You can install the development version from GitHub with:

# install.packages("devtools")
devtools::install_github("cboettig/prov")

Quickstart

library(prov)

We'll use temporary files for illustration only (CRAN policy). Really you would have paths to all these files (or URI identifiers for them).

input_data <- tempfile(fileext = ".csv")
output_data <- tempfile(fileext = ".csv")
code <- tempfile(fileext = ".R")
p <- tempfile(fileext = ".json")

Here's a minimal workflow that generates output data from input data:

out <- lm(mpg ~ disp, data = mtcars)

write.csv(mtcars, input_data)
write.csv(out$coefficients, output_data)

Let's make a dummy .R script just for this example.

writeLines("out <- lm(mpg ~ disp, data = mtcars)", code)

We are now ready to stick the pieces together into a provenance record!

write_prov(input_data, code, output_data, prov = p)

Let's take a look at the results:

writeLines(readLines(p))

If we include a title, these will be grouped as to group these into a Dataset.

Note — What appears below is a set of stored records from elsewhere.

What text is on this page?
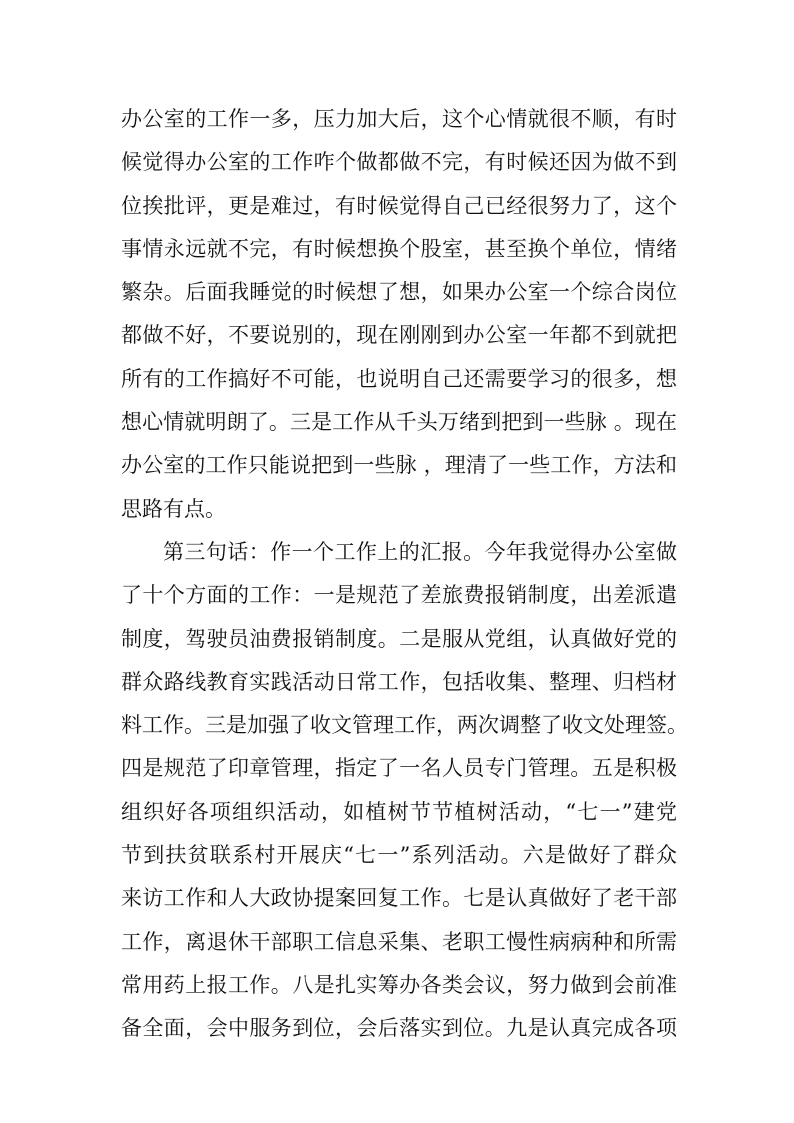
办公室的工作一多，压力加大后，这个心情就很不顺，有时
候觉得办公室的工作咋个做都做不完，有时候还因为做不到
位挨批评，更是难过，有时候觉得自己已经很努力了，这个
事情永远就不完，有时候想换个股室，甚至换个单位，情绪
繁杂。后面我睡觉的时候想了想，如果办公室一个综合岗位
都做不好，不要说别的，现在刚刚到办公室一年都不到就把
所有的工作搞好不可能，也说明自己还需要学习的很多，想
想心情就明朗了。三是工作从千头万绪到把到一些脉 。现在
办公室的工作只能说把到一些脉 ，理清了一些工作，方法和
思路有点。
第三句话：作一个工作上的汇报。今年我觉得办公室做
了十个方面的工作：一是规范了差旅费报销制度，出差派遣
制度，驾驶员油费报销制度。二是服从党组，认真做好党的
群众路线教育实践活动日常工作，包括收集、整理、归档材
料工作。三是加强了收文管理工作，两次调整了收文处理签。
四是规范了印章管理，指定了一名人员专门管理。五是积极
组织好各项组织活动，如植树节节植树活动，“七一”建党
节到扶贫联系村开展庆“七一”系列活动。六是做好了群众
来访工作和人大政协提案回复工作。七是认真做好了老干部
工作，离退休干部职工信息采集、老职工慢性病病种和所需
常用药上报工作。八是扎实筹办各类会议，努力做到会前准
备全面，会中服务到位，会后落实到位。九是认真完成各项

We use append=FALSE to overwrite the previous record.

write_prov(input_data, code, output_data, prov = p,
            title = "example dataset with provenance",  append= FALSE)

unlink(p)

Reproducible workflows

A key feature of content-based provenance trace is that we can run this again and again: If we use the same data and get the same result, all our objects have the same ID. By default, these repeated calls append results to the prov file, but the only new data added indicates a new Activity running the code at a different time, but generating the same result.

out <- lm(mpg ~ disp, data = mtcars)
write.csv(mtcars, input_data)
write.csv(out$coefficients, output_data)
write_prov(input_data, code, output_data, prov = p)


out <- lm(mpg ~ disp, data = mtcars)
write.csv(mtcars, input_data)
write.csv(out$coefficients, output_data)
write_prov(title = "An example dataset",
           input_data, code, output_data, prov = p)

Note that if write_prov gets neither a title, description, or creator, it will not generate a Dataset element, but instead serialize a graph of individual distribution objects.

writeLines(readLines(p))

Schema.org compatibility

We can generate provenance data directly in Schema.org Dataset by setting the optional schema argument when writing to JSON-LD:

write_prov(title = "An example dataset",
           creator = list(givenName = "John", familyName = "Public"),
           input_data, code, output_data, prov = p,
           schema = "http://schema.org", append = FALSE)

Note that creator must be given a named list with appropriate schema.org elements, as it is uninterpreted.

writeLines(readLines(p))

Schema Dot Org (sdo) Dataset, used in Google Dataset Search, is based upon the DCAT Dataset concept, and many terms can crosswalk directly between DCAT2 and http://schema.org namespaces. prov allows conversion between DCAT2 and Schema.org representation using an alternative context. We are not aware of a mapping for most PROV-O terms, but have based the mapping around translating prov:Activity to sdo:Action, prov:used to sdo:object, and prov:generated to sdo:result.